Na przestrzeni wieków różnie nas traktowano. W starożytnym Rzymie uważano kobiety za istoty słabsze, które nie potrzebują tyle pożywienia co mężczyźni – zapoczątkowany przez Publiusza Klodiusza program darmowego rozdawania zboża ich nie obejmował, a jeśli nawet zostały objęte innymi działaniami socjalnymi, to ich racje zmniejszano nawet o 40%. Za główną funkcję kobiet uważano wówczas macierzyństwo i małżeństwo, dlatego gdy dziewczynka osiągała dorosłość, w wieku 11-14 lat, o jej małżeństwie decydował ojciec, a do II wieku n.e. mógł także podjąć decyzję o rozwodzie. Ponieważ rozwody w starożytnym Rzymie były aktem nieformalnym, tak samo jak małżeństwo, stały się wręcz plagą w trakcie republiki, gdyż odsyłano żony z tak błahych powodów jak wyjście z odkrytą twarzą czy wykradnięcie kluczyków do piwnicy z winem. Jednak później nie tylko mężczyźni, ale i kobiety mogły porzucić swych mężów, zyskując tym samym prawo do rozporządzania własnym majątkiem. Dlatego jak pisałam – bywało różnie.
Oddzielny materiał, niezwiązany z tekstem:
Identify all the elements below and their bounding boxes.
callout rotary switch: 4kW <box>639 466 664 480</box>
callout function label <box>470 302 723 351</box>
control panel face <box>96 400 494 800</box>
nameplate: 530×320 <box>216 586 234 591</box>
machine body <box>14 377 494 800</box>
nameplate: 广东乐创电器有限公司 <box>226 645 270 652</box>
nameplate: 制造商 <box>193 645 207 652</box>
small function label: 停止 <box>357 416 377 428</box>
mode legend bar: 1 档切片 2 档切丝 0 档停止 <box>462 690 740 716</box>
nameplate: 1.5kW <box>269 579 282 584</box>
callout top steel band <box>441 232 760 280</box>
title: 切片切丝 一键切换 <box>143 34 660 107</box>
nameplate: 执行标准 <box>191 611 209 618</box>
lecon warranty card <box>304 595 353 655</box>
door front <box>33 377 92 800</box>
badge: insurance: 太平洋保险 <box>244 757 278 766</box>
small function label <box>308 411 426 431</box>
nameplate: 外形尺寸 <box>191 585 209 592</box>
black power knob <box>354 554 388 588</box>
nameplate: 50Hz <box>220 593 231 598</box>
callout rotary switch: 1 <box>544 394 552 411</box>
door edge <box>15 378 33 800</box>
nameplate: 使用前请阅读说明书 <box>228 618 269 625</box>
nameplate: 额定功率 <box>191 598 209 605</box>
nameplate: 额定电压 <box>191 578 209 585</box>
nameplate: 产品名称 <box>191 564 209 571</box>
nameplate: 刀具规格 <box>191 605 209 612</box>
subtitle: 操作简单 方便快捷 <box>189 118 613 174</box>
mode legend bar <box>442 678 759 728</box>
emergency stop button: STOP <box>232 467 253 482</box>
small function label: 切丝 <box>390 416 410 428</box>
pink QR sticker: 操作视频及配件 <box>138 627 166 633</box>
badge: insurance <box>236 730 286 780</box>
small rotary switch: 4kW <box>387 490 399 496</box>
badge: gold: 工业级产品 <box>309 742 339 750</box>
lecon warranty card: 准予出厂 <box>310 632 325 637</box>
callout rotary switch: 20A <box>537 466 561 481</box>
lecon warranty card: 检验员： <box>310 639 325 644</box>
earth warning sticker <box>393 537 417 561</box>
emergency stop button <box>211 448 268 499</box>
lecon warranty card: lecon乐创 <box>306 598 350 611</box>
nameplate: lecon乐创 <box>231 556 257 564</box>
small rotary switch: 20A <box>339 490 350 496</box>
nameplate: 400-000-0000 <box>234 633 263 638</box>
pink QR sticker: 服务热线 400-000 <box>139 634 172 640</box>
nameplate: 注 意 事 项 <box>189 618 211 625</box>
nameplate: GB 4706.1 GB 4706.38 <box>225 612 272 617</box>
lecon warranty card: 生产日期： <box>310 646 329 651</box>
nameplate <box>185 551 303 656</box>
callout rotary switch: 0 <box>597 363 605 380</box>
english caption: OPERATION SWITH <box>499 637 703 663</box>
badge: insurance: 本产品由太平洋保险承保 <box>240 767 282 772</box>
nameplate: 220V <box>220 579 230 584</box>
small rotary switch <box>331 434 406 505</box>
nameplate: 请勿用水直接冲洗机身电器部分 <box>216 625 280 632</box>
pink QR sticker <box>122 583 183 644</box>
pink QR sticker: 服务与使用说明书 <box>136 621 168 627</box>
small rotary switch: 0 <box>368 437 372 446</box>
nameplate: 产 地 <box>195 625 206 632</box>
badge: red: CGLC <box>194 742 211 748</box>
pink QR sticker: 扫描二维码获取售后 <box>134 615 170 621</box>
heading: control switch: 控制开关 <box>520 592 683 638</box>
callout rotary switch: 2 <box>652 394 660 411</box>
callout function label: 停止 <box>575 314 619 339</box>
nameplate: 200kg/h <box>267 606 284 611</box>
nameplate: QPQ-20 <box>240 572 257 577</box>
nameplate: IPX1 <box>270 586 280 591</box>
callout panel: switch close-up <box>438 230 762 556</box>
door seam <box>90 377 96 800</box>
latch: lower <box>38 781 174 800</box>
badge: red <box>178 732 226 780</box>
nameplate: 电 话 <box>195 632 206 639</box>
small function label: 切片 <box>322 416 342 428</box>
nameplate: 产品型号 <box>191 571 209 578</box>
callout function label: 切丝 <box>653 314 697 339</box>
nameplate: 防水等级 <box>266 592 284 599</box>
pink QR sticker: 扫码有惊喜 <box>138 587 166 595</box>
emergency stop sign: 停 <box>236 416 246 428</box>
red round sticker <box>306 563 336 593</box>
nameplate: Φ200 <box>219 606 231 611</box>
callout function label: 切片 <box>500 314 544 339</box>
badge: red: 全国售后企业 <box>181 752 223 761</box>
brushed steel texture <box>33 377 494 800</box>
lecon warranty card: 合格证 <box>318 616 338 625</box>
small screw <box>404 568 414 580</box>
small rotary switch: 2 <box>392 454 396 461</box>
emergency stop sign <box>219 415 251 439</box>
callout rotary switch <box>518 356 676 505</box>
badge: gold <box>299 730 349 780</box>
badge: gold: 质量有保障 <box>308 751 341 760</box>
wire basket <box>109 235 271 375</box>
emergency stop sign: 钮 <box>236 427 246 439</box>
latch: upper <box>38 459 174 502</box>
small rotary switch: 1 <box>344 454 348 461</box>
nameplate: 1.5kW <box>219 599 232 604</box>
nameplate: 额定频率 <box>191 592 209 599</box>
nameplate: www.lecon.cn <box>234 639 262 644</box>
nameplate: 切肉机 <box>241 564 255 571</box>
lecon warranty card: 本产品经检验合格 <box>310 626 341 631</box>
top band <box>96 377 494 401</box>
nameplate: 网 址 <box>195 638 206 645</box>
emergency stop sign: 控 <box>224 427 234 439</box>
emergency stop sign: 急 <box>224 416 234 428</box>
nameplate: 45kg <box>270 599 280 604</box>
I choć nie żyjemy już w tamtych czasach, to nadal przykładów umniejszania wartości naszej płci nie trzeba szukać daleko. Jeszcze do niedawna w Indiach praktykowano zwyczaj palenia na stosie wdów wraz ze szczątkami zmarłego męża, bo bez niego stawały się bezwartościowe. A w Nigerii w 2001 roku skazano kobietę na śmierć przez ukamienowanie za cudzołóstwo, podczas gdy to ona została zgwałcona. Na szczęście w sądzie apelacyjnym została uniewinniona, ale sam fakt jest druzgocący.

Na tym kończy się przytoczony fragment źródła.